ECONOMY
Boris Johnson fails to rule out fuel duty rise

Boris Johnson has failed to rule out the possibility that fuel duty could rise this year, despite soaring prices already piling pressure on to motorists.

Fuel duty has been frozen for 10 years at 58p a litre – after a major campaign by newspapers – that is estimated to have cost the Treasury more than £50 billion in revenue.

Several Conservative MPs have argued it is essential to maintain the freeze if the Government is to make good on its pledge to level up the country, noting the high reliance on cars outside of London.

Asked on Tuesday morning about fuel duty, the Prime Minister failed to rule out a lifting of the prize freeze, saying instead: “We don’t want to raise tax of any kind.”
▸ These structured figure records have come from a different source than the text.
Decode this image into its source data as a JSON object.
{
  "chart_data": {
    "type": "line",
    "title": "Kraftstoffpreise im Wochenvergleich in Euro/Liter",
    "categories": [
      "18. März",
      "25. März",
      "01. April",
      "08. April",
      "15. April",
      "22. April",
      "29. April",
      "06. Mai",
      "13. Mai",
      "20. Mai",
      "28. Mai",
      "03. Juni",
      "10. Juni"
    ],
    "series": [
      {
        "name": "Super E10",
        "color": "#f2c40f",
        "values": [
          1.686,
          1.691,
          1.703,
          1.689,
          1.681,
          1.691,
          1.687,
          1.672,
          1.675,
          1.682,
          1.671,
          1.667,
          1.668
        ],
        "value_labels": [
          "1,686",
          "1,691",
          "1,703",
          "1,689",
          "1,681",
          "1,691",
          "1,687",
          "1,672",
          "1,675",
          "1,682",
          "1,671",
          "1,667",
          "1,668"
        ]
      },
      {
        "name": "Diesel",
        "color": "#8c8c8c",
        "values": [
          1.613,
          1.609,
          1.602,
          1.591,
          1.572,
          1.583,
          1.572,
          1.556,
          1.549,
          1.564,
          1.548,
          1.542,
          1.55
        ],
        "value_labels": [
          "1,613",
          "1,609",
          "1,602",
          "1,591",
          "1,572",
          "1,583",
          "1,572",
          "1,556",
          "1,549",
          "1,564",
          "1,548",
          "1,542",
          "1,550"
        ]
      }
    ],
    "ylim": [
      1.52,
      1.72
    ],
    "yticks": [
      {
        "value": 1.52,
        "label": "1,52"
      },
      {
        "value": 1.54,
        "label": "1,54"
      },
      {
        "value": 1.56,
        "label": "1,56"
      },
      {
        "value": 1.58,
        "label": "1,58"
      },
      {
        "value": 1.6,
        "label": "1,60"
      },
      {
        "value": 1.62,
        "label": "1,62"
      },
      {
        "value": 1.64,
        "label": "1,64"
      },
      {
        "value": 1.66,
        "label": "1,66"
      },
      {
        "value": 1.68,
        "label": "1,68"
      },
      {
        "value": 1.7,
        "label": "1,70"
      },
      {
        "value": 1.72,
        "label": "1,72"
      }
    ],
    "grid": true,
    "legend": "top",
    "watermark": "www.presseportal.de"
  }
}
Cost of living crunch – key factors© Provided by The Telegraph Cost of living crunch – key factors

Mr Johnson would also not rule out a rise in the minimum wage, amid growing speculation he might use his speech to announce a new level. He would not be drawn on the prospect, insisting the Low Pay Commission “has to report in the normal way and we will look at what they say”.
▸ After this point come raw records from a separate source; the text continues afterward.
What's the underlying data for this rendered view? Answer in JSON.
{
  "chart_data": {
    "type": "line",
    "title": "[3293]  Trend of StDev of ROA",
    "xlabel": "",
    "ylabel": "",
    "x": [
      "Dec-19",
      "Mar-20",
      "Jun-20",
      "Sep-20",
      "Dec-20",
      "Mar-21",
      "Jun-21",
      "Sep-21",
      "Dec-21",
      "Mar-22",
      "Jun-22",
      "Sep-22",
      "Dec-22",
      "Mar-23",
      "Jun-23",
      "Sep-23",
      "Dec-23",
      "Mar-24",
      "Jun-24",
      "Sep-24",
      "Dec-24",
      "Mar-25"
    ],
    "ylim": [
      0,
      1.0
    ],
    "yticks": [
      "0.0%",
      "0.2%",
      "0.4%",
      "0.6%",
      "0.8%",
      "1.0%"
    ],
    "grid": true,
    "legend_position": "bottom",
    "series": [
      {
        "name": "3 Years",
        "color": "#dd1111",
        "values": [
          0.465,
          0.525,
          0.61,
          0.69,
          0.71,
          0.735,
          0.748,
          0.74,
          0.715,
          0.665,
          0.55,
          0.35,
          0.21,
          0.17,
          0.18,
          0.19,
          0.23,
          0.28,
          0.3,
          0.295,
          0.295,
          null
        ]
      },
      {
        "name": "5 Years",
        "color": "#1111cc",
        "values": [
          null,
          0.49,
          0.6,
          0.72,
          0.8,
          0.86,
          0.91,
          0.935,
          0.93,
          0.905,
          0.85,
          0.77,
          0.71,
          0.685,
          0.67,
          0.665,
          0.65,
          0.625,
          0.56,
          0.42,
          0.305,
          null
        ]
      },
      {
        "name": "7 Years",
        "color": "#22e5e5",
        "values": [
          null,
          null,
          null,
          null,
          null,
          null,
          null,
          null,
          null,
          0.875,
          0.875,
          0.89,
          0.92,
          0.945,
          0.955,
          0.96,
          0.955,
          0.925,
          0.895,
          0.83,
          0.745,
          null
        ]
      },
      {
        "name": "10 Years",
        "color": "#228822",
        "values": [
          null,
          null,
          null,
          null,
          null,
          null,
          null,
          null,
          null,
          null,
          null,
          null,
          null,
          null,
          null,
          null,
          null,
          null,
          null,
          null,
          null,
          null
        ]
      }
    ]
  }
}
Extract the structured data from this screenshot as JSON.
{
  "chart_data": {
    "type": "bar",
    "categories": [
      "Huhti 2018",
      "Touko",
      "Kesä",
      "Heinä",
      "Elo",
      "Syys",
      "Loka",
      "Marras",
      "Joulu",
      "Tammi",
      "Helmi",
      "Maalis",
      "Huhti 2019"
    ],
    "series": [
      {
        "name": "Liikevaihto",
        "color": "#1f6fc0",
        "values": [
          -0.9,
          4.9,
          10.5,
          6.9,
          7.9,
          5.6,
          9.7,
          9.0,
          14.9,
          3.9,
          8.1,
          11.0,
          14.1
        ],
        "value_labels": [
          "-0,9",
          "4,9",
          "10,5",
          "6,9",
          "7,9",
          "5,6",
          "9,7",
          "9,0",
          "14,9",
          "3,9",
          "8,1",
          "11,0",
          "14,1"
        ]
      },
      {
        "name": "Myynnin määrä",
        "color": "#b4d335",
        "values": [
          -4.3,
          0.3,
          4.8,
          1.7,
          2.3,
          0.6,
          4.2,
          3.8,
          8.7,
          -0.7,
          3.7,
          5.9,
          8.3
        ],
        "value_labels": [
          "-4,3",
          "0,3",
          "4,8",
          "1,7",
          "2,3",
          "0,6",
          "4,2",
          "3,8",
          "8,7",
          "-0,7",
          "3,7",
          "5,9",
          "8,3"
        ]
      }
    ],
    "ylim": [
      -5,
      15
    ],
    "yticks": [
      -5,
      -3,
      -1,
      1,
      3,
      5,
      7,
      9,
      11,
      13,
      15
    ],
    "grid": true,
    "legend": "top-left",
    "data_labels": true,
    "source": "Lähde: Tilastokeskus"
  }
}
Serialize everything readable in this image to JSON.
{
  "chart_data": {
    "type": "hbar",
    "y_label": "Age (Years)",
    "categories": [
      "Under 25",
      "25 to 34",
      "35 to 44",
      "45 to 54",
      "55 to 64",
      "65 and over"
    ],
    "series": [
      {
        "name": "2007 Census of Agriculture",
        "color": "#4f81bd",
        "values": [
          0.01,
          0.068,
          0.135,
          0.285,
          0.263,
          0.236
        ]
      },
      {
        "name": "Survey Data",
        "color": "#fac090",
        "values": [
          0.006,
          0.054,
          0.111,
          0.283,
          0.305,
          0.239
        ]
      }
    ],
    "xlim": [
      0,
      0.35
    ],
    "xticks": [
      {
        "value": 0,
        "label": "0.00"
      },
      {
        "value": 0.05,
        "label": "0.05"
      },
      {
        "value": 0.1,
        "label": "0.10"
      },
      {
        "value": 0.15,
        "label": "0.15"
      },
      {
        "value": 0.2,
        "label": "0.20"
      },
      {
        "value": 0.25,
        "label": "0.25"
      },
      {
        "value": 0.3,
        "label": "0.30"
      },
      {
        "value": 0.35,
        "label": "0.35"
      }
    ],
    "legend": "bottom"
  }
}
It comes as the Government grapples with a cost of living crisis, with the price of food and fuel rising amid a shortage of HGV drivers. Commentators – including several Tory MPs – have warned that cutting the £20-a-week uplift to Universal Credit will exacerbate this problem during the winter.

But Mr Johnson rejected suggestions the benefit be maintained, telling LBC Radio: “What we won’t do is take more money in tax to subsidise low pay through the welfare system.”

On Tuesday morning the cost of fuel jumped to a fresh high as the crisis on forecourts across the country persists.

Pump prices rose by 0.91p per litre to 136.1p on Monday, according to figures published by the business department. This marks their highest level since Sept 2013.

The price of diesel climbed 1.25p compared to Sept 27 to 139.2p.

It comes after the Army was drafted to help assist with deliveries and tackle the ongoing supply issue hitting petrol stations up and down the country.